1. In AS I tended to leave planning to the others in my group and go with the flow, whereas A2 was my first solo video; which mean that I panicked a lot about coming up with something interesting as opposed to good. There was no fixed storyboard in place of the music video and apart set design (painting shed interior, black squares for puppet background) and other mise en scene details (painting masks, bringing in props hiring out photoshoot room(s) at school, I really had lost the plot. I felt as though I learned from my mistakes in the AS redo: I created a fixed storyboard, a script, hired out locations (The Pit & Pendulum) further away from home and school, procured more lighting after the fiasco of the first shoot - and actually did follow through with re-filming.

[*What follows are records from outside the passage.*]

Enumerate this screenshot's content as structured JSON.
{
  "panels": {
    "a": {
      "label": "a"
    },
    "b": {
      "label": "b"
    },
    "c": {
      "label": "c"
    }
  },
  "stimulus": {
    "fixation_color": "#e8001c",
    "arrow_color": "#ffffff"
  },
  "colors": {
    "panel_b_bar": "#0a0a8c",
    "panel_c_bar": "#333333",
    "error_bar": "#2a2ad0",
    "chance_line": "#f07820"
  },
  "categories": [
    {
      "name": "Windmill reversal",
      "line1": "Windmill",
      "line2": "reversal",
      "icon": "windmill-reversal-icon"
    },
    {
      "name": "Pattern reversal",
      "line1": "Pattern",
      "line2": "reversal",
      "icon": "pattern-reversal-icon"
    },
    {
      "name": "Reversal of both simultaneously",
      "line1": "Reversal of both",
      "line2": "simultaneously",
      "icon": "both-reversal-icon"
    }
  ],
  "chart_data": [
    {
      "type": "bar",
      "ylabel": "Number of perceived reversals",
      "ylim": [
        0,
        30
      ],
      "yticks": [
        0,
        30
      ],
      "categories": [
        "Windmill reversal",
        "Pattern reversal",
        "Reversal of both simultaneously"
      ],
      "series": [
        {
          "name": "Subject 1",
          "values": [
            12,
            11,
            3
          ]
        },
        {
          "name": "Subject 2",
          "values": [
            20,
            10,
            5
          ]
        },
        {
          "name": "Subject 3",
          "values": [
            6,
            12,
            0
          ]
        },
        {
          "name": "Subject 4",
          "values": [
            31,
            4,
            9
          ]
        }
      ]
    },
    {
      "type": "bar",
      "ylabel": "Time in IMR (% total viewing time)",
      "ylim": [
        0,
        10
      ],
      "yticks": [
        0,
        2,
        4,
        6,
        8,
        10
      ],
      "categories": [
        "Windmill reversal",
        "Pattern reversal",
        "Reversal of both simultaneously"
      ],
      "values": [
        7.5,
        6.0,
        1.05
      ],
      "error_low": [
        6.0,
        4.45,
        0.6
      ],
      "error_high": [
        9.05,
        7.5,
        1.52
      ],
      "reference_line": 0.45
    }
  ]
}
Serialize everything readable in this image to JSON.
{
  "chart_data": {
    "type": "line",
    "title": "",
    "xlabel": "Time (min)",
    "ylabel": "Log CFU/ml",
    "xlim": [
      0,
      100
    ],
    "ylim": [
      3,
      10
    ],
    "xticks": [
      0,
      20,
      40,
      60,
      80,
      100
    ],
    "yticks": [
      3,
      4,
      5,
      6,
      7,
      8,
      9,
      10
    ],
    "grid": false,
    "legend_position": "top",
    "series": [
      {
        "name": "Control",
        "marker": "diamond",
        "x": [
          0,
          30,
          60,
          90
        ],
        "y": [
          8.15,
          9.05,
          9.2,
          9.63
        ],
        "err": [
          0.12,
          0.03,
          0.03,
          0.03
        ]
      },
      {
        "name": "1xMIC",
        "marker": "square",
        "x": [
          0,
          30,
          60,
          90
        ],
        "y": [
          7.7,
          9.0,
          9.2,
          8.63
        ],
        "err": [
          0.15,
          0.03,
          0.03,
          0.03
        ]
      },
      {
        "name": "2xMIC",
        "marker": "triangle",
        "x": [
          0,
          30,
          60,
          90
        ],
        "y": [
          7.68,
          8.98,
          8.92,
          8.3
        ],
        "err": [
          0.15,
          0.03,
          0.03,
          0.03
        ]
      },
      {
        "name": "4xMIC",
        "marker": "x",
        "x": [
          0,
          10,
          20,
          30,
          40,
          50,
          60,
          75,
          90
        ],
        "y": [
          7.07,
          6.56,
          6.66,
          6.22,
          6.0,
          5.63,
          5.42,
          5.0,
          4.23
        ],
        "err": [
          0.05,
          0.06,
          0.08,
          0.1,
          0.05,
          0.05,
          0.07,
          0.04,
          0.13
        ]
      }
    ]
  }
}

2. I've learned that casting can be just as important as the project itself. Although we are not graded on our actor's abilities, I felt that it made the editing project less of a chore whilst trawling for clips that don't sound like they're soundbyted from a primary school nativity. Such is seen in my first AS project where relatives of a member of our group (husband, wife and child) agreed to star. Tom's - the radio host's - performance was sort of okay, but he kept forgetting his lines and mispronouncing words in the script. In A2, I decided to cast puppets instead of actors, but they eventually drifted into the picture, face covered by masks). As the music video was abstract, it required no acting on their half, but resulted in a very weird, and hard to follow music video. So for the AS redo, I made a conscious decision to hire good actors who I could trust: enter Summer Keeling, who also starred in my A2 music video with the yellow mask. Lisa, had "the look of a criminal" so I approached her with the script; originally I was to be the corpse on the floor but I learned during this product that I cannot act, and it is more important to make something good, then lazy.

3. In regards to the more audible area of my film opening, I became more interested in foley and how to add it onto that of low quality; obtained through filming with the canon 100d (designed more for photography than film so a lot of background noise and a continual hum could be heard). The phone vibrating phone was created with a microphone held close to my own phone, and the phone going dead was sourced from youtube. Additional sounds (non-diegetic music in the background and tense noises) was obtained with the help of Soundcloud. This taught me that I shouldn't be afraid to improvise. If additional sound had to be included, then it had to be added; regardless of the plan/storyboard. However, I also learned that there was only so much you could do in the editing progress; If you collect dodgy sound on the day of filming (e.g. dialog) then it'll show no matter how much additional editing is added.

4. With Premier Pro, I also learnt a lot about cuts - and the additional effects that it can have on the overall meaning of a film/music video. Fades and wipes offered a more natural transition than if compared to quick, clean cuts which I used a lot in key with the genre of Thriller. This is due to the fact that I wanted the action to be fast paced in order to build up as much tension as possible in so short an amount of time.

5. I had also learned that through parallel editing, multiple meanings could be conveyed as two stories going on at the same time was more likely to keep the attention of the viewer as opposed to just, say, the running through the street or shots of an individual cleaning up a body on their own.